Finally, we begin to see that all people, including ourselves, are to some extent emotionally ill as well as frequently wrong . . .
These are some more of the most important words in the program for me. I’m coming to see that Step Ten is full of some of the most important words.
I’ve written about it before, but it’s been a recent lighting of a light bulb within my head that has enabled me to view this in a new way.
Taking something like road rage as an example. It’s something everyone on the road experiences, fairly often, and I think a good deal of our psychic serenity goes out the door because of this.
Say I could line up all the drivers I will meet on the road on my way to work Monday. I have no idea how many people that would be. I drive 23 miles in 30-45 minutes, one two major roadways and some lesser streets.
If I could line up all these people with myself included, and have them ranked from the worst driver to the best, I would not be at either extreme but somewhere in the middle.
When I’m upset that someone hasn’t driven as well as I think she should, as well as I think I do, my anger or annoyance goes out toward that person or action. But there are others on the road who think the same of me, and they’re right.
All the staff people at my work. All the AA members in my meeting. All the worshippers in my church. All the neighbors in my neighborhood. There are always, as the poem points out, people who are greater than and less than me. Ranking them in my mind as greater or less than me makes me vain, or bitter, or angry, or depressed. My daughter is a better crocheter than me. Does that make a difference, as I crochet?
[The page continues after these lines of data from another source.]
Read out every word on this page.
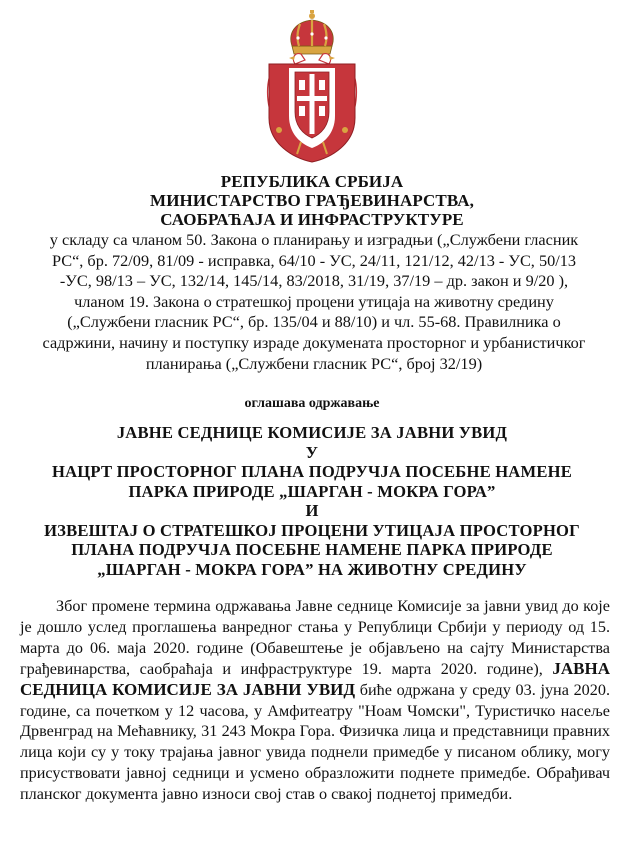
РЕПУБЛИКА СРБИЈА
МИНИСТАРСТВО ГРАЂЕВИНАРСТВА,
САОБРАЋАЈА И ИНФРАСТРУКТУРЕ
у складу са чланом 50. Закона о планирању и изградњи („Службени гласник РС“, бр. 72/09, 81/09 - исправка, 64/10 - УС, 24/11, 121/12, 42/13 - УС, 50/13 -УС, 98/13 – УС, 132/14, 145/14, 83/2018, 31/19, 37/19 – др. закон и 9/20 ), чланом 19. Закона о стратешкој процени утицаја на животну средину („Службени гласник РС“, бр. 135/04 и 88/10) и чл. 55-68. Правилника о садржини, начину и поступку израде докумената просторног и урбанистичког планирања („Службени гласник РС“, број 32/19)
оглашава одржавање

ЈАВНЕ СЕДНИЦЕ КОМИСИЈЕ ЗА ЈАВНИ УВИД

У

НАЦРТ ПРОСТОРНОГ ПЛАНА ПОДРУЧЈА ПОСЕБНЕ НАМЕНЕ

ПАРКА ПРИРОДЕ „ШАРГАН - МОКРА ГОРА”

И

ИЗВЕШТАЈ О СТРАТЕШКОЈ ПРОЦЕНИ УТИЦАЈА ПРОСТОРНОГ

ПЛАНА ПОДРУЧЈА ПОСЕБНЕ НАМЕНЕ ПАРКА ПРИРОДЕ

„ШАРГАН - МОКРА ГОРА” НА ЖИВОТНУ СРЕДИНУ

Због промене термина одржавања Јавне седнице Комисије за јавни увид до које је дошло услед проглашења ванредног стања у Републици Србији у периоду од 15. марта до 06. маја 2020. године (Обавештење је објављено на сајту Министарства грађевинарства, саобраћаја и инфраструктуре 19. марта 2020. године), ЈАВНА СЕДНИЦА КОМИСИЈЕ ЗА ЈАВНИ УВИД биће одржана у среду 03. јуна 2020. године, са почетком у 12 часова, у Амфитеатру "Ноам Чомски", Туристичко насеље Дрвенград на Мећавнику, 31 243 Мокра Гора. Физичка лица и представници правних лица који су у току трајања јавног увида поднели примедбе у писаном облику, могу присуствовати јавној седници и усмено образложити поднете примедбе. Обрађивач планског документа јавно износи свој став о свакој поднетој примедби.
Will the person who wears my creation care that my daughter could have done it better?
At work, there are people who are smarter than me, and kinder than me, and more patient and who show better common sense. As I interact with a client, does it matter who can do it better? Or that I do my best? Does it matter, if I am actually the best at it? What good does it do to rank and name and judge the people who can’t do it as well as I can?
All people are frequently wrong. All.